In such strokes of swift imaginative insight that draw one back to Mr. Kirchhoff in the conviction that he has in him the stuff of an uncommonly fine impersonator - if only he were able to curb his exuberance, and remember that any one can italicize a word, but that only a master of structure and restraint and delicate heedfulness can so build a dramatic or musical sentence that it will smite through the cumulative effect of its strength or its loveliness, unaided by the easy emphasis of a stressed word or a raised voice.

Mr. Kirchhoff's singing, too, ranked with the best that he has given us. His voice is never extraordinary for beauty, and his use of it is often illegitimate. But last night he sang (when he did not think it necessary to force his tone, and when he kept on the pitch) with fine expressiveness, with varied and significant color. In the greatest of all tragic roles it is possible to say of Mr. Kirchhoff that at his best last evening he moved and persuaded us. Dealing with musical and histrionic stuff of dismaying subtlety and intractability, he was often its master, adding point and eloquence to transcendent things.
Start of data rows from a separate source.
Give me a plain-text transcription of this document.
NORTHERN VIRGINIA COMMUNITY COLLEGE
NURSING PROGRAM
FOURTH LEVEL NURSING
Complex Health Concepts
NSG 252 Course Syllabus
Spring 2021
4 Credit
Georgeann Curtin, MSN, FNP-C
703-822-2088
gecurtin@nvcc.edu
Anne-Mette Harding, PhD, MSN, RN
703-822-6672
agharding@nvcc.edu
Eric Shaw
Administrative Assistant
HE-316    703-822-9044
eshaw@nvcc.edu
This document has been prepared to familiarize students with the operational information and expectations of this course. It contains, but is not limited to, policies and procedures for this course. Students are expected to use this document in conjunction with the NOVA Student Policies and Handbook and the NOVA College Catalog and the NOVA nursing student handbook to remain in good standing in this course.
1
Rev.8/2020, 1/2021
Florence Easton, his partner as Isolde, had not recently been heard here in this rôle. She has grown surprisingly in the part, and last night, from her very first phrase, "Wer wagt mich zu höhen!," she filled the music and the action of the role with a puissance and an intensity that she had not before attained in it. And what a pleasure it was to hear the matchless music sung with beauty and steadiness of tone; with obedience to the command which Mottl wrote in his edition of the score over one of Tristan's most frenzied phrases "Niemals dem Gesangaten verlassen!" - a warning which Mr. Kirchhoff, by the way, might well ponder in company with certain of his colleagues here and abroad. Mme. Easton does not need to. She learned that lesson long ago.

All in all, a notable "Tristan." The performance was heard by an astonishingly large house, and the standing room was packed. Can any one have thought that this was a new opera - by Mr. Taylor and Miss Millay? The Metropolitan has turned so cold a shoulder to "Tristan und Isolde" this season (last night's was the first, last and only regular subscription performance) that the public might well be excused for receiving it as a novelty. Since they seemed to like it, perhaps the Metropolitan will see fit to restore the work to its good graces next season.